Romero Lascano recogió el guante, y pidió al fiscal López Ávila y a Antonio Estofán, presidente de la CSJT, que esclarezcan la imputación de cohecho “por su honor y el del Poder Judicial que integra”. Tras la feria de invierno, el camarista llevó ese afán hasta el extremo de presentar a ambos una auditoría de su patrimonio firmada por el contador Domingo Marchese, socio y fundador del Estudio Marchese, Grandi & Mesón.  Aquel estudio determinó que Romero Lascano posee una casa en Yerba Buena, y un departamento con cochera en Barrio Sur: la valuación fiscal de esos bienes asciende respectivamente a $ 140.000 y $ 52.500 (la pareja del magistrado, Margarita Beatriz Villecco, tiene una propiedad a su nombre adquirida en 2002).

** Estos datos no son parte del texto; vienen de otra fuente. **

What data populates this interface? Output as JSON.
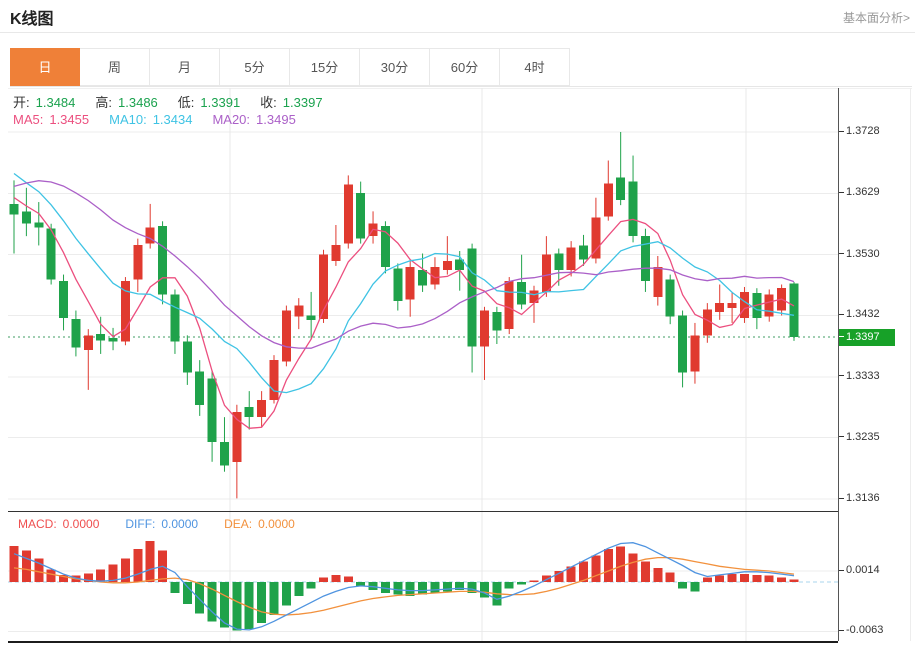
{
  "header": {
    "title": "K线图",
    "link": "基本面分析>"
  },
  "tabs": [
    {
      "label": "日",
      "active": true
    },
    {
      "label": "周",
      "active": false
    },
    {
      "label": "月",
      "active": false
    },
    {
      "label": "5分",
      "active": false
    },
    {
      "label": "15分",
      "active": false
    },
    {
      "label": "30分",
      "active": false
    },
    {
      "label": "60分",
      "active": false
    },
    {
      "label": "4时",
      "active": false
    }
  ],
  "ohlc_legend": {
    "open_label": "开:",
    "open": "1.3484",
    "high_label": "高:",
    "high": "1.3486",
    "low_label": "低:",
    "low": "1.3391",
    "close_label": "收:",
    "close": "1.3397"
  },
  "ma_legend": {
    "ma5_label": "MA5:",
    "ma5": "1.3455",
    "ma10_label": "MA10:",
    "ma10": "1.3434",
    "ma20_label": "MA20:",
    "ma20": "1.3495"
  },
  "macd_legend": {
    "macd_label": "MACD:",
    "macd": "0.0000",
    "diff_label": "DIFF:",
    "diff": "0.0000",
    "dea_label": "DEA:",
    "dea": "0.0000"
  },
  "colors": {
    "up": "#e03a2f",
    "down": "#1fa24a",
    "ma5": "#ec4f7f",
    "ma10": "#3fc3e4",
    "ma20": "#ab60c8",
    "diff": "#4f94e0",
    "dea": "#f2913d",
    "macd_label": "#ef4f4f",
    "ohlc_value": "#1ba24e",
    "label_text": "#333333",
    "grid": "#ececec",
    "vgrid": "#e8e8e8",
    "price_line": "#3f9e63",
    "price_tag_bg": "#17a128",
    "zero_dash": "#a9d5ec",
    "tab_active_bg": "#ef8038"
  },
  "chart_data": [
    {
      "type": "candlestick",
      "title": "K线图",
      "period": "日",
      "legend_position": "top-left",
      "grid": true,
      "y_ticks": [
        {
          "label": "1.3728",
          "value": 1.3728
        },
        {
          "label": "1.3629",
          "value": 1.3629
        },
        {
          "label": "1.3530",
          "value": 1.353
        },
        {
          "label": "1.3432",
          "value": 1.3432
        },
        {
          "label": "1.3333",
          "value": 1.3333
        },
        {
          "label": "1.3235",
          "value": 1.3235
        },
        {
          "label": "1.3136",
          "value": 1.3136
        }
      ],
      "ylim": [
        1.3136,
        1.3728
      ],
      "current_price": 1.3397,
      "current_price_label": "1.3397",
      "ma_periods": [
        5,
        10,
        20
      ],
      "ma_seed_closes": [
        1.344,
        1.347,
        1.35,
        1.353,
        1.356,
        1.36,
        1.365,
        1.369,
        1.372,
        1.3735,
        1.3738,
        1.373,
        1.3718,
        1.3702,
        1.3685,
        1.3665,
        1.3648,
        1.3634,
        1.3622,
        1.3612
      ],
      "candles_ohlc": [
        [
          1.3612,
          1.365,
          1.3532,
          1.3595
        ],
        [
          1.36,
          1.3638,
          1.356,
          1.358
        ],
        [
          1.3582,
          1.3615,
          1.3545,
          1.3574
        ],
        [
          1.3572,
          1.358,
          1.3482,
          1.349
        ],
        [
          1.3488,
          1.3498,
          1.3408,
          1.3428
        ],
        [
          1.3426,
          1.344,
          1.3366,
          1.338
        ],
        [
          1.3376,
          1.341,
          1.3312,
          1.34
        ],
        [
          1.3402,
          1.343,
          1.337,
          1.3392
        ],
        [
          1.3396,
          1.3412,
          1.3376,
          1.339
        ],
        [
          1.339,
          1.3494,
          1.3384,
          1.3488
        ],
        [
          1.349,
          1.3556,
          1.347,
          1.3546
        ],
        [
          1.3548,
          1.3612,
          1.354,
          1.3574
        ],
        [
          1.3576,
          1.3584,
          1.345,
          1.3466
        ],
        [
          1.3466,
          1.3474,
          1.337,
          1.339
        ],
        [
          1.339,
          1.34,
          1.332,
          1.334
        ],
        [
          1.3342,
          1.336,
          1.327,
          1.3288
        ],
        [
          1.333,
          1.3342,
          1.3196,
          1.3228
        ],
        [
          1.3228,
          1.3268,
          1.318,
          1.319
        ],
        [
          1.3196,
          1.3288,
          1.3137,
          1.3276
        ],
        [
          1.3284,
          1.331,
          1.3248,
          1.3268
        ],
        [
          1.3268,
          1.331,
          1.3252,
          1.3296
        ],
        [
          1.3296,
          1.3368,
          1.329,
          1.336
        ],
        [
          1.3358,
          1.3448,
          1.335,
          1.344
        ],
        [
          1.343,
          1.346,
          1.341,
          1.3448
        ],
        [
          1.3432,
          1.347,
          1.3395,
          1.3425
        ],
        [
          1.3426,
          1.3538,
          1.342,
          1.353
        ],
        [
          1.352,
          1.3578,
          1.3512,
          1.3546
        ],
        [
          1.3548,
          1.3658,
          1.354,
          1.3643
        ],
        [
          1.363,
          1.3648,
          1.3548,
          1.3556
        ],
        [
          1.356,
          1.36,
          1.3548,
          1.358
        ],
        [
          1.3576,
          1.3584,
          1.35,
          1.351
        ],
        [
          1.3508,
          1.3516,
          1.344,
          1.3455
        ],
        [
          1.3458,
          1.352,
          1.343,
          1.351
        ],
        [
          1.3505,
          1.3532,
          1.347,
          1.348
        ],
        [
          1.3482,
          1.3526,
          1.3474,
          1.351
        ],
        [
          1.3505,
          1.356,
          1.3498,
          1.352
        ],
        [
          1.3522,
          1.3536,
          1.3472,
          1.3505
        ],
        [
          1.354,
          1.3548,
          1.334,
          1.3382
        ],
        [
          1.3382,
          1.3446,
          1.3328,
          1.344
        ],
        [
          1.3438,
          1.3446,
          1.3386,
          1.3408
        ],
        [
          1.341,
          1.3494,
          1.3402,
          1.3488
        ],
        [
          1.3486,
          1.353,
          1.3442,
          1.345
        ],
        [
          1.3452,
          1.348,
          1.342,
          1.3472
        ],
        [
          1.347,
          1.356,
          1.3462,
          1.353
        ],
        [
          1.3532,
          1.354,
          1.348,
          1.3505
        ],
        [
          1.3505,
          1.3552,
          1.3495,
          1.3542
        ],
        [
          1.3545,
          1.3562,
          1.3512,
          1.3522
        ],
        [
          1.3524,
          1.3622,
          1.3516,
          1.359
        ],
        [
          1.3592,
          1.3682,
          1.3585,
          1.3645
        ],
        [
          1.3655,
          1.3728,
          1.361,
          1.3618
        ],
        [
          1.3648,
          1.369,
          1.355,
          1.356
        ],
        [
          1.356,
          1.3572,
          1.347,
          1.3488
        ],
        [
          1.3462,
          1.3528,
          1.3448,
          1.351
        ],
        [
          1.349,
          1.3498,
          1.3418,
          1.343
        ],
        [
          1.3432,
          1.344,
          1.3316,
          1.334
        ],
        [
          1.3342,
          1.342,
          1.3322,
          1.34
        ],
        [
          1.34,
          1.3452,
          1.3388,
          1.3442
        ],
        [
          1.3438,
          1.3482,
          1.3425,
          1.3452
        ],
        [
          1.3444,
          1.347,
          1.342,
          1.3452
        ],
        [
          1.3428,
          1.3478,
          1.342,
          1.347
        ],
        [
          1.3468,
          1.3476,
          1.341,
          1.3428
        ],
        [
          1.343,
          1.3474,
          1.3422,
          1.3466
        ],
        [
          1.344,
          1.3482,
          1.3432,
          1.3476
        ],
        [
          1.3484,
          1.3486,
          1.3391,
          1.3397
        ]
      ]
    },
    {
      "type": "bar",
      "title": "MACD",
      "y_ticks": [
        {
          "label": "0.0014",
          "value": 0.0014
        },
        {
          "label": "-0.0063",
          "value": -0.0063
        }
      ],
      "bars_1e4": [
        46,
        40,
        30,
        16,
        9,
        8,
        11,
        16,
        22,
        30,
        42,
        52,
        40,
        -14,
        -28,
        -40,
        -50,
        -58,
        -62,
        -60,
        -52,
        -42,
        -30,
        -18,
        -8,
        6,
        9,
        7,
        -6,
        -10,
        -14,
        -16,
        -18,
        -16,
        -14,
        -12,
        -10,
        -14,
        -20,
        -30,
        -8,
        -3,
        2,
        8,
        14,
        20,
        26,
        34,
        42,
        45,
        36,
        26,
        18,
        12,
        -8,
        -12,
        6,
        8,
        10,
        10,
        9,
        8,
        6,
        3
      ],
      "diff_1e4": [
        36,
        30,
        24,
        17,
        10,
        5,
        2,
        1,
        2,
        5,
        10,
        16,
        20,
        12,
        -6,
        -22,
        -38,
        -52,
        -60,
        -61,
        -57,
        -50,
        -42,
        -34,
        -26,
        -18,
        -12,
        -7,
        -5,
        -6,
        -8,
        -10,
        -11,
        -11,
        -10,
        -9,
        -8,
        -9,
        -14,
        -22,
        -18,
        -12,
        -5,
        3,
        11,
        19,
        27,
        35,
        43,
        49,
        50,
        45,
        37,
        29,
        21,
        12,
        7,
        9,
        11,
        13,
        13,
        12,
        10,
        8
      ],
      "dea_1e4": [
        18,
        16,
        13,
        10,
        7,
        4,
        2,
        0,
        -1,
        -1,
        0,
        2,
        4,
        5,
        3,
        -2,
        -9,
        -17,
        -25,
        -32,
        -38,
        -41,
        -42,
        -41,
        -39,
        -36,
        -32,
        -28,
        -24,
        -21,
        -19,
        -17,
        -16,
        -15,
        -14,
        -13,
        -12,
        -12,
        -13,
        -15,
        -16,
        -16,
        -15,
        -12,
        -8,
        -3,
        2,
        8,
        14,
        20,
        25,
        29,
        31,
        31,
        29,
        26,
        23,
        20,
        18,
        16,
        15,
        14,
        12,
        10
      ]
    }
  ]
}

En su manifestación de bienes y deudas correspondiente al 31 de diciembre de 2012, el camarista declaró un patrimonio neto de $ 471.477 (el de 2011 ascendía a $ 296.962).  La desestimación de la denuncia de compra de jueces dispuesta por el juez Tomás favorece a Romero Lascano, pero no libera a este del riesgo de remoción. El camarista ratificó ayer que recurrirá la sentencia de la CSJT que avaló los actos de integración del Jurado. En paralelo, ese órgano de remoción de jueces no sujetos a juicio político (instituto incorporado a la Constitución en 2006) se prepara para debutar con el juzgamiento de los magistrados del caso “Verón”.